Currently, RNA-seq data comes as AnnData h5ad files from Matt's pipeline. Vitessce is able to view AnnData directly when saved as zarr. In order to visualize the data, the following steps must be taken to alter the the incoming AnnData h5ad file:
- Chunked correctly for optimal viewing
- Marker genes located in the
obspart of the store (so they may be visualized as pop-overs when hovered) - A filter for a subset of genes (corresponding to the marker genes) is stored so that it may be rendered as a heatmap.
- Save this altered dataset as a
.zarrstore.
These steps are exexuted by the anndata-to-ui container that is run after Matt's pipeline; The view config is generated by RNASeqAnnDataZarrViewConfBuilder.

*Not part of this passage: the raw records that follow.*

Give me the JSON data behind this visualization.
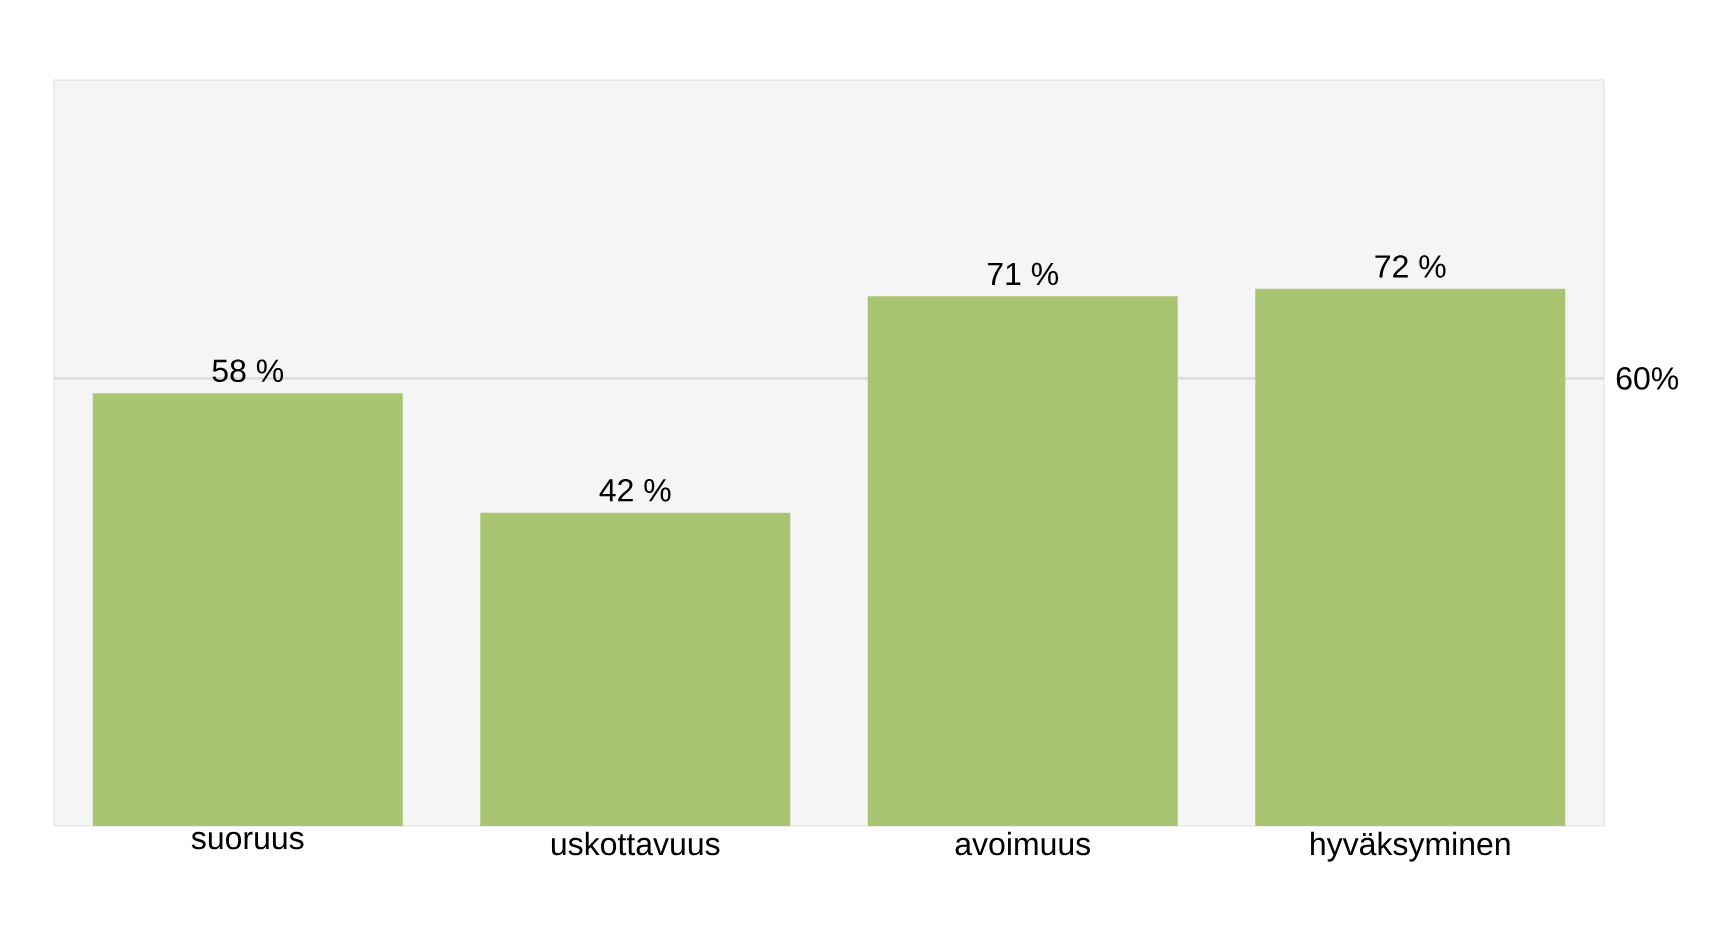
{
  "chart_data": {
    "type": "bar",
    "categories": [
      "suoruus",
      "uskottavuus",
      "avoimuus",
      "hyväksyminen"
    ],
    "values": [
      58,
      42,
      71,
      72
    ],
    "color": "#aac571",
    "value_labels": [
      "58 %",
      "42 %",
      "71 %",
      "72 %"
    ],
    "ylim": [
      0,
      100
    ],
    "tick_labels": "x",
    "ref_lines": [
      {
        "axis": "y",
        "value": 60,
        "label": "60%",
        "color": "#dddddd"
      }
    ]
  }
}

Currently the portal backend cannot handle slide-seq, which is a spatially resolved RNA-seq assay, but its ViewConfBuilder class will look be the same as RNASeqAnnDataZarrViewConfBuilder, except for an additional spatial_polygon_obsm="X_spatial" argument to the AnnDataWrapper as well as a SPATIAL vitessce component in the view config.
Currently only the (mis-named) h5ad-to-arrow pipeline is used to convert h5ad AnnData files to json that contains only the scatterplot results of the scanpy analysis.
In the future, vitessce-python (or something similar) should be used as a new container to process the SnapATAC-backed (or other method of storage) peaks for visualization in Vitessce as genomic profiles.
See here for a demo what the final result will look like.
SNARE-seq is a mix of the above two modalities and its processing and visualization is still TBD.